Create dictionary from table using hash object - hash

I'm sure it's an easy task, but I'm still neophyte at SAS, so I have some problems :(.
Consider, I have some data set Table with column Column $24 (length is important). And I want to create a data set HashTable with only one column Key $11, where Key consists of those unique values of Column, which length equals 11.
So, I'm trying to use a hash object, but I feel I'm doing something wrong :).
data _null_;
length Key $11;
set Table end = _end;
if _N_ = 1 then do;
declare hash h();
h.defineKey('Key');
h.defineDone();
end;
if length(Column) = 11 then
rc = h.add(Key: Column);
if _end then
rc = h.output(dataset: 'HashTable');
run;
When I submit program I get errors:
7904 rc = h.add(Key: Column);
ERROR: Incorrect number of data entries specified at line 7904 column 14.
ERROR: DATA STEP Component Object failure. Aborted during the EXECUTION phase.

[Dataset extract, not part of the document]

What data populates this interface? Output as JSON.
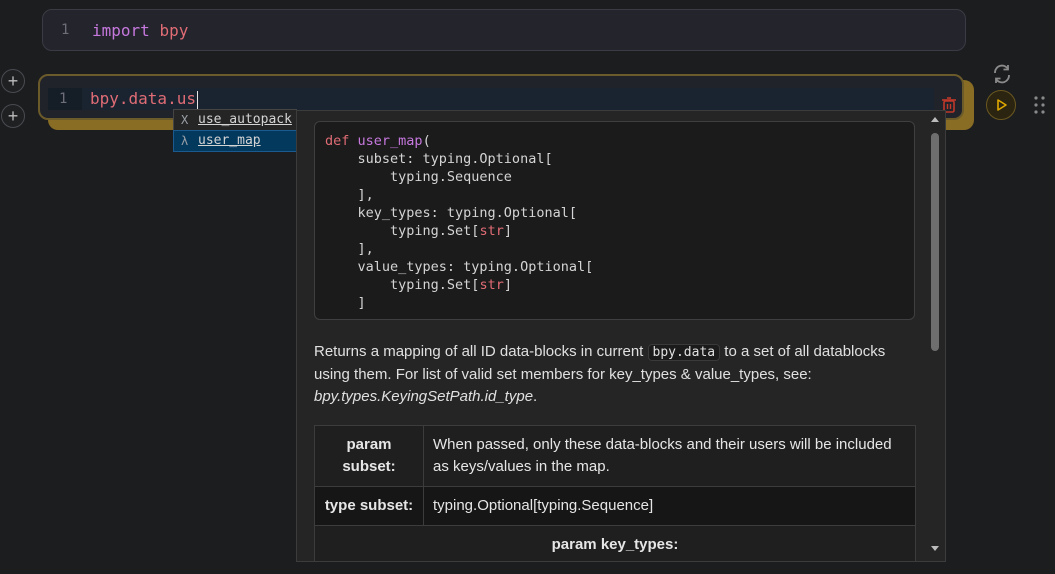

This issue has been identified by Paul Dorfman in 2007 on SAS-L, Paul Dorfman on Hash error
Simply put, ADD() method is expecting either both 'key' and 'data' or none (which implies both). The following also works, even you 'data' hasn't been defined explicitly.
data _null_ ;
length key $ 5;
set sashelp.shoes end = _end ;
if _N_ = 1 then do ;
declare hash h() ;
h.defineKey('key') ;
h.defineDone() ;
end ;
if length(Subsidiary)=5 then rc=h.add(key:subsidiary, data:Subsidiary) ;
if _end then h.output(dataset: 'HashTable') ;
run ;

Your code looks pretty good to me. The one mistake I notice is that your statements:
if length(Column) = 11 then;
rc = h.add(Key: Column);
if _end then;
rc = h.output(dataset: 'HashTable');
have an extra semicolon. There should be no semicolon after the then. As written, the h.add and h.output are executed unconditionally.
Here is an example using sashelp.shoes along the lines of your examole:
data _null_ ;
set sashelp.shoes end = _end ;
if _N_ = 1 then do ;
declare hash h() ;
h.defineKey('Subsidiary') ;
h.defineDone() ;
end ;
if length(Subsidiary)=5 then rc=h.add() ;
if _end then h.output(dataset: 'HashTable') ;
run ;
Which returns:
115 data _null_ ;
116 set HashTable ;
117 put (_all_)(=) ;
118 run ;
Subsidiary=Tokyo
Subsidiary=Cairo
Subsidiary=Paris
Subsidiary=Seoul
Subsidiary=Dubai
NOTE: There were 5 observations read from the data set WORK.HASHTABLE.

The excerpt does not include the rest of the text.